Prove $\lim\limits_{x \to \pm\infty}\dfrac{x^3+1}{x^2+1}=\infty$ by the definition.

Note:

The problem asks us to prove that, no matter $x \to +\infty$ or $x \to -\infty$, the limit is $\infty$,which may be $+\infty$ or $-\infty.$

Proof

$\forall M>0$,$\exists X=\max(1,M+1)>0, \forall|x|>X$： \begin{align*} \left|\frac{x^3+1}{x^2+1}\right|&=\left|x-\frac{x-1}{x^2+1}\right|\\&\geq |x|-\left|\frac{x-1}{x^2+1}\right|\\&\geq |x|-\frac{|x|+1}{x^2+1}\\&\geq |x|-\frac{x^2+1}{x^2+1}\\&=|x|-1\\&>X-1\\&\geq M. \end{align*}

Please verify the proof above.

Answer 1

Your proof is correct.

You may consider shorter proofs by using some simplifications.

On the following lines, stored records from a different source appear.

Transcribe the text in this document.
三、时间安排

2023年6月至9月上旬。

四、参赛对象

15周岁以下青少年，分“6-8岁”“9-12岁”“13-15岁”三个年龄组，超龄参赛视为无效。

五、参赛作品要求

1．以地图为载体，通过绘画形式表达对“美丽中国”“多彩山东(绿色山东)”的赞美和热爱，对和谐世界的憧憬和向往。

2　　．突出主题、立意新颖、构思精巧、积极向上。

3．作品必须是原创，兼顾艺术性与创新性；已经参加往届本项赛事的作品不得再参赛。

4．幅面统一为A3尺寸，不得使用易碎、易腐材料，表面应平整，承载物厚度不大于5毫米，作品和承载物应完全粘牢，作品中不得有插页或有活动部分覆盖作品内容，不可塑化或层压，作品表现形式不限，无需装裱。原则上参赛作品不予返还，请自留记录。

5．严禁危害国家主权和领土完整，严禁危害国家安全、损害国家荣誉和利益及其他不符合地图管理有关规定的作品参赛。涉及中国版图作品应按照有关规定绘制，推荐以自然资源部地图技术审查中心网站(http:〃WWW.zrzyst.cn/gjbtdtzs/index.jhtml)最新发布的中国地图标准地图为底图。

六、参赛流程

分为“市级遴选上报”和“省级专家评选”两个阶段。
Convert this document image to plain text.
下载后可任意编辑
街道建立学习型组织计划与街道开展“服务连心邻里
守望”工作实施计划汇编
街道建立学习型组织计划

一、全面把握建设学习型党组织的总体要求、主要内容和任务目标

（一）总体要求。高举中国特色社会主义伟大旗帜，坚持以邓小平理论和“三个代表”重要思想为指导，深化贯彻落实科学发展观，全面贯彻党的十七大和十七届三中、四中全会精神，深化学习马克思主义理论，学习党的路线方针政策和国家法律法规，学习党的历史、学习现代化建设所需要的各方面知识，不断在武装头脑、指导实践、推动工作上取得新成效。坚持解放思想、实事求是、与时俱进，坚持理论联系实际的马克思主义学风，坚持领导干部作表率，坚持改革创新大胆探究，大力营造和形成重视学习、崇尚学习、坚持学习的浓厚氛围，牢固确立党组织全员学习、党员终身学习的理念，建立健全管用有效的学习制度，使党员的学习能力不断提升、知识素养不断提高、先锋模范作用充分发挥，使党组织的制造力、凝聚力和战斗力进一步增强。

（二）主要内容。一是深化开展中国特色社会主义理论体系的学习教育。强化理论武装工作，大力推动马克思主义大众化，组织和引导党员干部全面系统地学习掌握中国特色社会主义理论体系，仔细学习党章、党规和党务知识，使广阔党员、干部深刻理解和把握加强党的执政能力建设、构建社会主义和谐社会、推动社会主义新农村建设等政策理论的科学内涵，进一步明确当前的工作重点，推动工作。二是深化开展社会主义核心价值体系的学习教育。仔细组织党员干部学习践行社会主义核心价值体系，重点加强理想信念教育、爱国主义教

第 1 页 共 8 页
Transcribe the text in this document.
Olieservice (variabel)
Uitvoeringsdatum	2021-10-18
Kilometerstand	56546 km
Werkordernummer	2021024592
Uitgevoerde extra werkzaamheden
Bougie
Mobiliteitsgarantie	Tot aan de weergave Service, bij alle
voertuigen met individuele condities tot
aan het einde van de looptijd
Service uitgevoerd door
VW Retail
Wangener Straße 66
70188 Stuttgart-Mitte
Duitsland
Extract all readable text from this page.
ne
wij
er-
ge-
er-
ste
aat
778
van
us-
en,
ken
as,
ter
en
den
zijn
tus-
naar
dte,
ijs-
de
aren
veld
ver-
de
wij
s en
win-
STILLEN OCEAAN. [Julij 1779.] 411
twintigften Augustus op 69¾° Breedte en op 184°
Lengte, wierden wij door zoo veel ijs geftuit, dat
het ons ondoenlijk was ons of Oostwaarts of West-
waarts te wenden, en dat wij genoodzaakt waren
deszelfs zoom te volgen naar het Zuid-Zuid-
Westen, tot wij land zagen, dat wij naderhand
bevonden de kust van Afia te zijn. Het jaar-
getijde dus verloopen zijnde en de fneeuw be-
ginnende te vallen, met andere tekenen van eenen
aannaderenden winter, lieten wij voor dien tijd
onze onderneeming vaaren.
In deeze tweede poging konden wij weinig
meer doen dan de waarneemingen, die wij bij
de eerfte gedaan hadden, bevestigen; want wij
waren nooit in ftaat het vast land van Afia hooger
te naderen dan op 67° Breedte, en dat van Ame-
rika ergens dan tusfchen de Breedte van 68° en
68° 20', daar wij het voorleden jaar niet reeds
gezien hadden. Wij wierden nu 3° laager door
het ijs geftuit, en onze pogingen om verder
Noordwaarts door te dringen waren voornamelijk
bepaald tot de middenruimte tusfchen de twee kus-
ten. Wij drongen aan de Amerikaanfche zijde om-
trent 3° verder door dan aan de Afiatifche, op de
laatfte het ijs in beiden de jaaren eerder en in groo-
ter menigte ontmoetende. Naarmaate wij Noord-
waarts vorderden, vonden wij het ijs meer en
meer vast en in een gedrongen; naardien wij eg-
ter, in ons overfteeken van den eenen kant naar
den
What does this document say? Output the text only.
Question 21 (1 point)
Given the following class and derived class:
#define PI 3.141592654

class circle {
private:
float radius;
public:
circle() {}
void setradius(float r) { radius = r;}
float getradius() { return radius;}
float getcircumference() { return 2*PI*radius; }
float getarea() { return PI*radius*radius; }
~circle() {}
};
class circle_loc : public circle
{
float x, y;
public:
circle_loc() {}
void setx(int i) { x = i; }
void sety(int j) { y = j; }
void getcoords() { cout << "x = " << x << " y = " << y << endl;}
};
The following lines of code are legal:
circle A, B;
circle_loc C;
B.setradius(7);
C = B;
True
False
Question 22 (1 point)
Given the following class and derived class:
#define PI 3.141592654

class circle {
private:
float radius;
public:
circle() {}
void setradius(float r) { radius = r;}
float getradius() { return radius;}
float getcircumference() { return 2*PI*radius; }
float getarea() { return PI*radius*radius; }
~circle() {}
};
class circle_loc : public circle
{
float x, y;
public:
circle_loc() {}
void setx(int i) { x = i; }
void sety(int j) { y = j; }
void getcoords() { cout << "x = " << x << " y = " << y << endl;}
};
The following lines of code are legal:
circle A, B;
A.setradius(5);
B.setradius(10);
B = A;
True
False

Since $x\to \infty $ we assume $x>1$

$$ \frac {x^3+1}{x^2+1} \ge\frac {x^3}{2x^2}=x/2$$

Answer 2

Your proof looks ok to me.

An option:

$x^3+1=(x+1)(x^2-x+1);$

$x^2+1<x^2+x =x(x+1)$, for $x >1$.

$\dfrac{(x+1)(x^2-x+1)}{x^2+1}>$

$\dfrac{(x+1)(x^2-x+1)}{x(x+1)}=$

$x-1+1/x >x-1.$

Answer 3

Possibly correct but unreadable.

Consider $$ \frac{x^3+1}{x^2+1}=x-\frac{x-1}{x^2+1}>x $$ whenever $x>1$.